Konkurencja propaganda i zadyma
piekło bez prywatyzacji nie wytrzyma
instytucja pracowita z tysiącleci
w tych warunkach się rozleci.
Budżet piekła cienki prawie goły
brak jest drzewa węgla smoły
kotły pustką świecą chłodem wieje
w utrzymaniu piekła marne są nadzieje.
Diabły w bezrobociu obgryzają rogi i
ogony
wybielają postać ostrzą szpony
wchodzą w spółki gdzie mamona kasy
aby przeżyć kryzys w ciężkie czasy.
Z żalem diabły wspominają dobre czasy
gdy demonów szanowały ludzkie masy
był porządek bezpieczeństwo na padole
i w podziemiu na ognistej smole.
Komentarze (13)
kłopoty w piekle...ciekawie o nich piszesz
To gdzie trafimy;) skoro piekło się już wali?
Podpisuje się pod komentarzem - misiaala
w piekle sobie ze wszystkim poradzą.
gorzej tutaj, na ziemi.
p. Bolesławie..jak zwykle mądre słowa..pozdrawiam)

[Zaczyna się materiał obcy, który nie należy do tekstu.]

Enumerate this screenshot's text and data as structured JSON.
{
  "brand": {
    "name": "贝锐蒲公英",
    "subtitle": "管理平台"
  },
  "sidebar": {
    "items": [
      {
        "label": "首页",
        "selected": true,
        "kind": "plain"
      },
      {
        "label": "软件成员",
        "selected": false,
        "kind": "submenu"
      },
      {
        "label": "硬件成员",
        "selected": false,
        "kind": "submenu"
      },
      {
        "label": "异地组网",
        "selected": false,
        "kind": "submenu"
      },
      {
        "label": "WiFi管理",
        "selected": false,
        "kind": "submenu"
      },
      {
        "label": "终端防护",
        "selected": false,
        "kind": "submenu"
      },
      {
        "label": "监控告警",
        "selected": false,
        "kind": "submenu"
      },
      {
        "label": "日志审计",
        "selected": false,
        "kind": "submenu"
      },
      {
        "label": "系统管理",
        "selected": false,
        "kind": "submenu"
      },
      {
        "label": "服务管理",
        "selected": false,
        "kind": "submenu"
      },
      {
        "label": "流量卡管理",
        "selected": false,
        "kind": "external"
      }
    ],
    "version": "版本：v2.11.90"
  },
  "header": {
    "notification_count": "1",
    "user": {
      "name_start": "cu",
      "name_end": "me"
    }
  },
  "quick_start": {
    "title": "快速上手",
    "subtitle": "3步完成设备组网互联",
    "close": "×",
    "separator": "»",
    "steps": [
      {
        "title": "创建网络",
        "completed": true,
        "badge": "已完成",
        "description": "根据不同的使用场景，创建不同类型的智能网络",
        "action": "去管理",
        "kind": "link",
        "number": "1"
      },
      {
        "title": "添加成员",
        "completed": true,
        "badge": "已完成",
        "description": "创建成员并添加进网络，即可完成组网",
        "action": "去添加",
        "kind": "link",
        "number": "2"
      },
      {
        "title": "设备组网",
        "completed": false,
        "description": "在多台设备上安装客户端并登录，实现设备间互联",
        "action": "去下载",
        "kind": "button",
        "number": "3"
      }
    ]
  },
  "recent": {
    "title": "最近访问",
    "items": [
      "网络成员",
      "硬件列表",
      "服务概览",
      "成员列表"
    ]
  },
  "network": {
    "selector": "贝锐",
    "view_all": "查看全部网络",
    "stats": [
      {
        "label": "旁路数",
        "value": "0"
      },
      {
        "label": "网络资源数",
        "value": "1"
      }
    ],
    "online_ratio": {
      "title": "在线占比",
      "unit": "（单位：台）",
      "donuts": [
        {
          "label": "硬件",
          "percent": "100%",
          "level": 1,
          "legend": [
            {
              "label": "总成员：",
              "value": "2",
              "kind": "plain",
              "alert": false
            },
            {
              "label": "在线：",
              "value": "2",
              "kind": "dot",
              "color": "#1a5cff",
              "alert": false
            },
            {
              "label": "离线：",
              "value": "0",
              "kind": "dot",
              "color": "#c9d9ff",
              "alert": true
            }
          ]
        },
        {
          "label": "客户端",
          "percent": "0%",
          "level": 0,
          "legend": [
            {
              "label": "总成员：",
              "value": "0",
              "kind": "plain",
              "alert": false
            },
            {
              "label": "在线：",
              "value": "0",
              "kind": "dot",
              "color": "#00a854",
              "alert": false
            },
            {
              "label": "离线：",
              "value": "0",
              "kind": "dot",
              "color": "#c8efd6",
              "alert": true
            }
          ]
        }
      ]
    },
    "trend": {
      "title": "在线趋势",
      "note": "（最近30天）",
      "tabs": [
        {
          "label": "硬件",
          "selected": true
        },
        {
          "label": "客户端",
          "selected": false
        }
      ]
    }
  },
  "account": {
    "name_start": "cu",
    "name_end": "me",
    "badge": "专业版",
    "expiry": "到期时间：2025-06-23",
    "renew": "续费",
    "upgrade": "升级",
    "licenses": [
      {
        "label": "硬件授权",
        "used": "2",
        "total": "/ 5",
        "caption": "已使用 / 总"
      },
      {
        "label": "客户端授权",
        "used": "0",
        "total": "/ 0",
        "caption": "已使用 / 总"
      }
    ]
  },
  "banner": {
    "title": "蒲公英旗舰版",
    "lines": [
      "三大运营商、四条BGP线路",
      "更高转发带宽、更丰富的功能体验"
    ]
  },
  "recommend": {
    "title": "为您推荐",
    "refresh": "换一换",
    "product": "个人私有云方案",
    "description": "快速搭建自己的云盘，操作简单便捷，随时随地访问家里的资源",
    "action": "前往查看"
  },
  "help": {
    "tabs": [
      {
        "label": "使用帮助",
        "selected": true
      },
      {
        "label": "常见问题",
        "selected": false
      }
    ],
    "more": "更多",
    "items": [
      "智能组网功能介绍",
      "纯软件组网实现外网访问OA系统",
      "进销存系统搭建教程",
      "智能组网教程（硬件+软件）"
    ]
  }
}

gdy już jest w piekle źle, p. Bolesławie, to teraz po
tym wszystkim może być tylko dobrze... albo koniec
świata
No ja myślę, że i tam kryzys dotarł, ale podobnie jak
tu na Ziemi tak i w piekle wszyscy sobie z nim
poradzimy.
fajnie przedstawiłeś kłopoty w piekle...podobają mi
się twoje rymy.....
...super ta przenośnia,gorzej że ten kryzys nie
dotyczy tych najgorszych diabłów oni sobie poradzą jak
zawsze, nawet czarną duszę przemalują na biało ...i
pieniądze wynieśli z piekła żeby były bezpieczne...już
przed kryzysem...i opalają brzuchy w ciepłych
krajach...
pomysłowo i z aluzjami - podoba mi się.
Kryzys coraz bardziej doskwiera, zakłady maja
przestoje, ludzi zwalniają a bedzie jeszcze gorzej. to
dopiero poczatek, aż strach pomyśleć, co bedzie dalej.
Mam juz tez sporo latek i troche sie napatrzylam.
Pozdrowienia
Jakże mi Pana brakowało!!!...i tej wszechwiedzy,humoru
o świecie,czy diabły może dopaść kryzys...było by
fantastycznie ,bo to oznaczało by miłość niepodzielną
wśród ludzi!
to juz kryzys i piekła dopadł...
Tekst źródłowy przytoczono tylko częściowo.